Des parents contestent le bien-fondé pédagogique

Dans une lettre adressée à la sous-préfecture, dont le média Apollo News a obtenu copie, les parents justifient l’absence de leur fils par le manque de réponses claires de la part de la direction. Ils estiment que la formulation du programme — selon laquelle les élèves doivent être « préparés à leur développement physique et psychique, à leur genre, à leurs sentiments, à leur identité de genre et à leur orientation sexuelle » — dépasse le cadre de la mission éducative de l’école ou de l’État.

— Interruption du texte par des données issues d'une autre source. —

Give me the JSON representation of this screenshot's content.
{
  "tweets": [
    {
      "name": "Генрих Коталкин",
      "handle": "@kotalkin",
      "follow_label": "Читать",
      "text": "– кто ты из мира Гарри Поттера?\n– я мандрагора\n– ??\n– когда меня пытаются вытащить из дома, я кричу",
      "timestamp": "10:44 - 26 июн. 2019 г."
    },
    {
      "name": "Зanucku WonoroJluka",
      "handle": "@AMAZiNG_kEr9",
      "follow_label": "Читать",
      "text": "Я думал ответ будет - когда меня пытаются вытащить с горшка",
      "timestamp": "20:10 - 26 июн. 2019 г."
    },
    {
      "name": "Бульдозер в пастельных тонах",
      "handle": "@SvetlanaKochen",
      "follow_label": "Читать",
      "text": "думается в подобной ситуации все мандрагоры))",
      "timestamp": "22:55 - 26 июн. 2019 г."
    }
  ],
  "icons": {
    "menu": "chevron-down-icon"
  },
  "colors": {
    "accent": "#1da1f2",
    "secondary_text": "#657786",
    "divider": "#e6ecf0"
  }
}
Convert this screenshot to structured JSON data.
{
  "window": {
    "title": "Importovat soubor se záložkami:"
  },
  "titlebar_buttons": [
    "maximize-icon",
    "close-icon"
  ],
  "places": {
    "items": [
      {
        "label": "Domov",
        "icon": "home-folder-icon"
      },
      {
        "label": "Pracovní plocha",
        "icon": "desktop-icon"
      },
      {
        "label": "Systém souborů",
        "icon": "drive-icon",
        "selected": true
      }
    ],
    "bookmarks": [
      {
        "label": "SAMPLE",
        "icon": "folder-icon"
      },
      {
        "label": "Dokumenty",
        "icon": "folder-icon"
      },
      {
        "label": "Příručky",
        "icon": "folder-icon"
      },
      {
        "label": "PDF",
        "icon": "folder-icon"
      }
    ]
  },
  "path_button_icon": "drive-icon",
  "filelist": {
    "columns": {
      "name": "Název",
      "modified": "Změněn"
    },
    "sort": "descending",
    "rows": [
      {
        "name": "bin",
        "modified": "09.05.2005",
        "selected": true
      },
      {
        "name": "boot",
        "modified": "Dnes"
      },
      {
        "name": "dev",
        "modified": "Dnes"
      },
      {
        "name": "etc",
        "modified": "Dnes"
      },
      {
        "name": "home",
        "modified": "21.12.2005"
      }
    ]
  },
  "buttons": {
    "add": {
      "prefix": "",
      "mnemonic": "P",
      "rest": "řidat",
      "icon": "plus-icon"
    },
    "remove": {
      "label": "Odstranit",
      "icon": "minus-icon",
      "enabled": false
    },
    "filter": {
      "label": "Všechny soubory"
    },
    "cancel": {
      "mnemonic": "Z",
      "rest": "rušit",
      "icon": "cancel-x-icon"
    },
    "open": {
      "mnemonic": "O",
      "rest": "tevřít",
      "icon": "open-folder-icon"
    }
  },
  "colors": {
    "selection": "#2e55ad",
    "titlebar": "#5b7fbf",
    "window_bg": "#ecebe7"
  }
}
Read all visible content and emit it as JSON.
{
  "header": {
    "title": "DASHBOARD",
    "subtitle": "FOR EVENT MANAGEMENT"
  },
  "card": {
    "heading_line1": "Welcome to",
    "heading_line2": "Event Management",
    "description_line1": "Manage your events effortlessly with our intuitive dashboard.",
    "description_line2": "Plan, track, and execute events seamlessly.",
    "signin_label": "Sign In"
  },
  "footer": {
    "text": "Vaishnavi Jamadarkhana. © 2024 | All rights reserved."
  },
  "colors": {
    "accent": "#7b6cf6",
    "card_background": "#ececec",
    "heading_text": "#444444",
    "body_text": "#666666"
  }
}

Face à cette situation, les parents ont soumis neuf questions à l’établissement, avertissant qu’à défaut de réponses, ils déposeraient une plainte disciplinaire. Parmi leurs interrogations :
  • La présence permanente d’un enseignant pour garantir l’absence de toute forme de domination et éviter qu’un point de vue ne soit présenté comme moralement supérieur ;
  • L’accès aux supports et méthodes utilisés par les intervenants ;
  • La base juridique justifiant le choix de l’association Diversity München comme partenaire externe ;
  • L’implication éventuelle du conseil des élèves dans l’organisation de l’atelier.
  • La direction s’est contentée de confirmer qu’un enseignant serait présent en permanence pour veiller au respect de l’interdiction d’intimidation. Aucune autre réponse complète n’a été apportée. Le proviseur a simplement regretté que les parents ne partagent pas les valeurs de l’association, sans pour autant accepter que leur fils soit dispensé de l’atelier. Ceux-ci ont donc déposé une plainte disciplinaire et annoncé leur intention de contester toute amende par voie judiciaire.
Une association militante aux revendications politiques

Diversity München, qui finance ses activités grâce à des dons et à des subventions de la ville de Munich, affiche des revendications politiques explicites. Bien que le proviseur ait affirmé que l’atelier n’avait aucune visée d’endoctrinement, l’association formule des exigences à l’attention des gouvernements fédéral et régional bavarois, notamment :
  • La suppression des mentions « père » et « mère » sur les actes de naissance, remplacées par « parent 1 » et « parent 2 » ;
  • L’intégration systématique des enjeux « queer » dans les programmes scolaires ;
  • L’utilisation, sur les documents officiels (comme les bulletins), des prénoms choisis par les élèves, indépendamment de leur nom légal.